See also “Exchange Rate” and “Forward Contract.”
Interest Rate Swap
See “Swap.”
Internal Rate of Return (IRR)
It is an implied return from an investment. To illustrate, if you put in $100 today and get $120 back one year from now, then the internal rate of return or IRR is 20% per year. Likewise, if you purchase a 12-month T-bill with a face value of $1000 for
$909.09 today, then the actual return you will earn is 10% ($1000 discounted at 10% gives you $909.09 today). In this example the IRR is 10%. In general, IRR is the discount rate that makes the net present value (NPV) of an investment equivalent to zero. In the T- bill illustration, initial investment is $909.09, dollar return is $1000, and NPV = 1000/(1 + r) 909.09. When you set NPV to zero and solve for the discount rate r, you will get IRR = 10%. When the investment involves multiple cash flows over many years, the IRR is difficult to be solved by hand. Several spreadsheets such as Excel have built-in functions to solve for IRR. For instance, if you put in $100 today, and get back $80 one year later and $140 two years later, then the IRR is 64.90%.

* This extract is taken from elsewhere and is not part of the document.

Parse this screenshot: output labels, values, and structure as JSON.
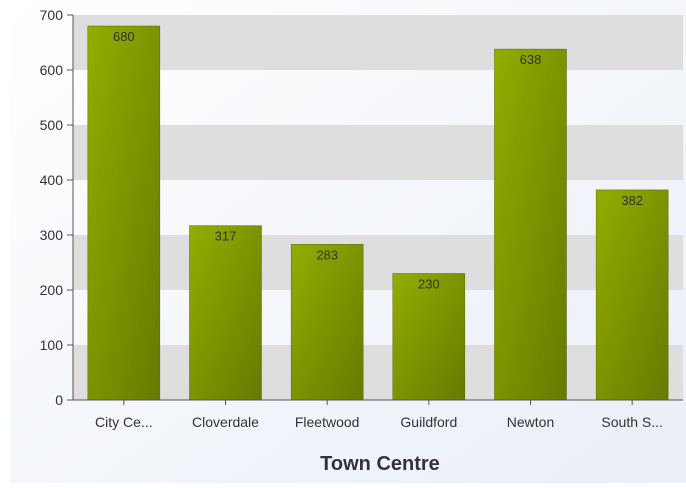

IRR is typically used to gauge the profitability of an investment. For example, if your minimum acceptable return is 12%, and a project offers an IRR of 14%, then this is an attractive project.
The word “internal” translates to the word implied or intrinsic. It not related to the cheating practice where a firm reports one return internally while another externally.
See “Net Present Value.”
International Monetary Fund (IMF)
The International Monetary Fund, along with the World Bank, was created by the victorious countries of the World War II. The two financial institutions, both headquartered in Washington D.C., were designed to help rebuild the post-war economies of the allied countries. Today, the primary mandate of the IMF includes promoting international monetary cooperation, balanced expansion of world trade, stability of exchange rates, the avoidance of competitive currency devaluations, and the orderly correction of a country’s balance of payments problems. The IMF has almost 200 member countries.
See also “World Bank.”
Investment Banker
Synonym of “investment dealer.”
Investment Banking
One of the main business activities performed by large banks. Unlike commercial banking which involves accepting deposits and making loans, investment banking mostly involves assisting companies in their financing and other related financial decisions. The generally known activities include underwriting securities and advising companies on mergers and acquisitions (M&As). When firms are in need of capital, investment banks assist them in issuing new debt or equity. When a private company goes public the first time, investment banks help them execute the so- called “initial public offering (IPO).” In the case of M&As, investment banks conduct such activities as valuation and due diligence checks. While banks make money from the interest rate spread in commercial banking, the profit in investment banking comes from charging service fees. The proceeds from investment banking usually accounts for a large portion of the bank’s total revenue.
Incidentally, there are also independent financial firms that engage exclusively in investment banking.
See also “Commercial Banking,” “Initial Public Offering (IPO)” and “Mergers and Acquisitions (M&A).”
Investment Dealer
Financial firms which specialize in selling securities on behalf of other companies. In the U.S., they are referred to as investment bankers. Major investment dealers in Canada include RBC Dominion Securities, CIBC Capital Markets, and BMO Nesbitt Burns.
Investment Grade Bonds
Bonds rated above and including BBB. Many institutional investors are not permitted (by law) to hold bonds rated below BBB, or junk bonds. Therefore, bonds rated above and including BBB are called investment grade bonds.